A top European human rights official voiced concern Thursday over measures taken by Turkish authorities in recent months to deal with domestic conflict, including their use of strict curfews, widespread destruction and limits on free speech.
Nils Muiznieks, the Council of Europe's human rights commissioner, said he has "serious doubts about the legality" of the round-the-clock curfews Turkey employs in civilian neighbourhoods as it battles Kurdish militants.
He also expressed concern over the "shocking scale" of damage to homes and buildings in south-eastern Turkey, while also condemning all forms of terrorism by militants targeting the state and civilians.
Turkey considers the armed Kurdistan Workers' Party (PKK) a terrorist group. The militants and the state have been locked in conflict for more than three decades, with many among the Kurdish minority complaining of systemic discrimination.
After a two-year ceasefire broke down in July, hundreds of people, including many civilians, have been killed, and hundreds of thousands in the mostly Kurdish south-east have been displaced.
Muiznieks said Turkish authorities informed him they were "taking allegations of racist and degrading behaviour by security forces very seriously." Nationalist graffiti left by soldiers on the walls of homes in the south-east have stirred controversy on social media.

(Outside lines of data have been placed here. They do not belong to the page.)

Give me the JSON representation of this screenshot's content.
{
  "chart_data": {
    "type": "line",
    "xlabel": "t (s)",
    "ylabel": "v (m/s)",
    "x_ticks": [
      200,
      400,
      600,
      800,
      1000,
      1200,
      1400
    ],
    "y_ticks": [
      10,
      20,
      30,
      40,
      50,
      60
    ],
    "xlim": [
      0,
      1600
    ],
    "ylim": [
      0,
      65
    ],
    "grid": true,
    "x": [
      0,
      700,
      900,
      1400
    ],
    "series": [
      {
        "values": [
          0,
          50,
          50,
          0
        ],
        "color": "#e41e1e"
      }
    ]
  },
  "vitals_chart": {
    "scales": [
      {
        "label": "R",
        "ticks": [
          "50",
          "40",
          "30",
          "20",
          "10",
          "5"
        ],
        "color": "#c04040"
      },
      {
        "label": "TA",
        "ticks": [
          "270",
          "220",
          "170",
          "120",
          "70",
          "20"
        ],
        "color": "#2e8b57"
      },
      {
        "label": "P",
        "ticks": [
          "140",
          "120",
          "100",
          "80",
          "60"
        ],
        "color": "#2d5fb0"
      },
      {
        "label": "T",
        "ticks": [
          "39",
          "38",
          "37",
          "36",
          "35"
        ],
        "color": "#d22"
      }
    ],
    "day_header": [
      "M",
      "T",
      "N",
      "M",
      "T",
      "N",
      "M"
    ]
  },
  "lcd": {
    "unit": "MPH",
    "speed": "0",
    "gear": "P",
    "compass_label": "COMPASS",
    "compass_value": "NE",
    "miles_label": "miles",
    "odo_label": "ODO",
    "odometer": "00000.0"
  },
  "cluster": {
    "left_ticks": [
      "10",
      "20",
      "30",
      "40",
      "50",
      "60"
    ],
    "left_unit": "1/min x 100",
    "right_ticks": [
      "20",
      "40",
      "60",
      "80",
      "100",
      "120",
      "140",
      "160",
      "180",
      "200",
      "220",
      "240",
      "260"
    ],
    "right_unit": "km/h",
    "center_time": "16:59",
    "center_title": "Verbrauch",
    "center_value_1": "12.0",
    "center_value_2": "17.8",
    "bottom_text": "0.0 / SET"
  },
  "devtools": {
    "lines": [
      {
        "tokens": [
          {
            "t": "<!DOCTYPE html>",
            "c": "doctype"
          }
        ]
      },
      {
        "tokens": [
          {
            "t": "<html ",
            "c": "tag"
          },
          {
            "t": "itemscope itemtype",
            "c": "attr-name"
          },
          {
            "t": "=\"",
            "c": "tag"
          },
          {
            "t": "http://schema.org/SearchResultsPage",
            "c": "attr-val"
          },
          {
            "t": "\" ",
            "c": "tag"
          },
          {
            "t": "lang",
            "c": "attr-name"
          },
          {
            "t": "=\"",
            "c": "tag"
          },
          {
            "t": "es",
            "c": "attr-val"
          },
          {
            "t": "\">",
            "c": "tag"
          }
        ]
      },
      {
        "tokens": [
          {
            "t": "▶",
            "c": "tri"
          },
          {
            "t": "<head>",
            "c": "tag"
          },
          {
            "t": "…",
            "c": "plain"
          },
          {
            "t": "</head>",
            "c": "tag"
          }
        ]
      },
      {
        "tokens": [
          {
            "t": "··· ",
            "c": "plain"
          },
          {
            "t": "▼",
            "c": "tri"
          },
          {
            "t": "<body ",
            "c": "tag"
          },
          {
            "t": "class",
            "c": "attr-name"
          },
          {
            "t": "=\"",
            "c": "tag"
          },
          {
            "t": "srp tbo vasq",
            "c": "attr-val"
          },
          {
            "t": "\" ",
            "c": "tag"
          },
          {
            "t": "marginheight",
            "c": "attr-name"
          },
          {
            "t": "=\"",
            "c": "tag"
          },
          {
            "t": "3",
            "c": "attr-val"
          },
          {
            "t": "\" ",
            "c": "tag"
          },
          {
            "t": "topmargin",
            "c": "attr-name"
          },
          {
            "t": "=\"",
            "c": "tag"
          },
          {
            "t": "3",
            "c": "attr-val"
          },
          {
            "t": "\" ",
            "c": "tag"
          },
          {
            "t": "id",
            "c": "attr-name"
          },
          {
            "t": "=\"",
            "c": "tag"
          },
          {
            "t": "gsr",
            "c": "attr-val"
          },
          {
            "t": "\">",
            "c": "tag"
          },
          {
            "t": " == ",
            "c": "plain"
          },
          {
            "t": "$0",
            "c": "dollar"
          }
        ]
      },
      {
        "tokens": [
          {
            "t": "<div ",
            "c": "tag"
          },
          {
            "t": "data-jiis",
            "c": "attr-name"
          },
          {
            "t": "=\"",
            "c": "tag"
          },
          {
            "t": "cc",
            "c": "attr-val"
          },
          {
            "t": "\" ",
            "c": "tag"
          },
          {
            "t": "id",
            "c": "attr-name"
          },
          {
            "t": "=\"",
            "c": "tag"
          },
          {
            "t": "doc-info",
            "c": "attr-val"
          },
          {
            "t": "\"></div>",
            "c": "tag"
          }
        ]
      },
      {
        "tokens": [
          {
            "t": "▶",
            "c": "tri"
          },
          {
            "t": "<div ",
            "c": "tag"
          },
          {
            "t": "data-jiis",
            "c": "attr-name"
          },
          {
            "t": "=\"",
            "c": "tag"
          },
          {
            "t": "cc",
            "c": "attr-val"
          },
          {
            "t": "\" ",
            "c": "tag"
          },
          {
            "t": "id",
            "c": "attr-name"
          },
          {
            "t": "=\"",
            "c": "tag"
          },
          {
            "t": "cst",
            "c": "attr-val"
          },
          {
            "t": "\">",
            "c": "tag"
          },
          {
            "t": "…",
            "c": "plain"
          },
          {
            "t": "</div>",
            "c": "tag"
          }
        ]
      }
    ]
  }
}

"Long-standing problems concerning freedom of expression, arising from Turkish legislation and the practice of the judiciary, have also been severely exacerbated in this tense environment," according to a statement from the commissioner's office.
Muiznieks also noted that several academics were in jail for signing a peace petition, and nearly 1,850 people were facing criminal proceedings for allegedly insulting President Recep Tayyip Erdogan.
An increasing number of websites are blocked in the country. Under a recent media crackdown, prominent journalists were on trial and newspapers have been taken over by the government.
According to the Dogan news agency, fresh charges were brought Thursday against six people for insulting the president.
Germany was recently drawn into the matter after satirists mocked and criticized Erdogan. German authorities are considering charges against talk show host Jan Boehmermann after he read a particularly outlandish poem about the Turkish leader.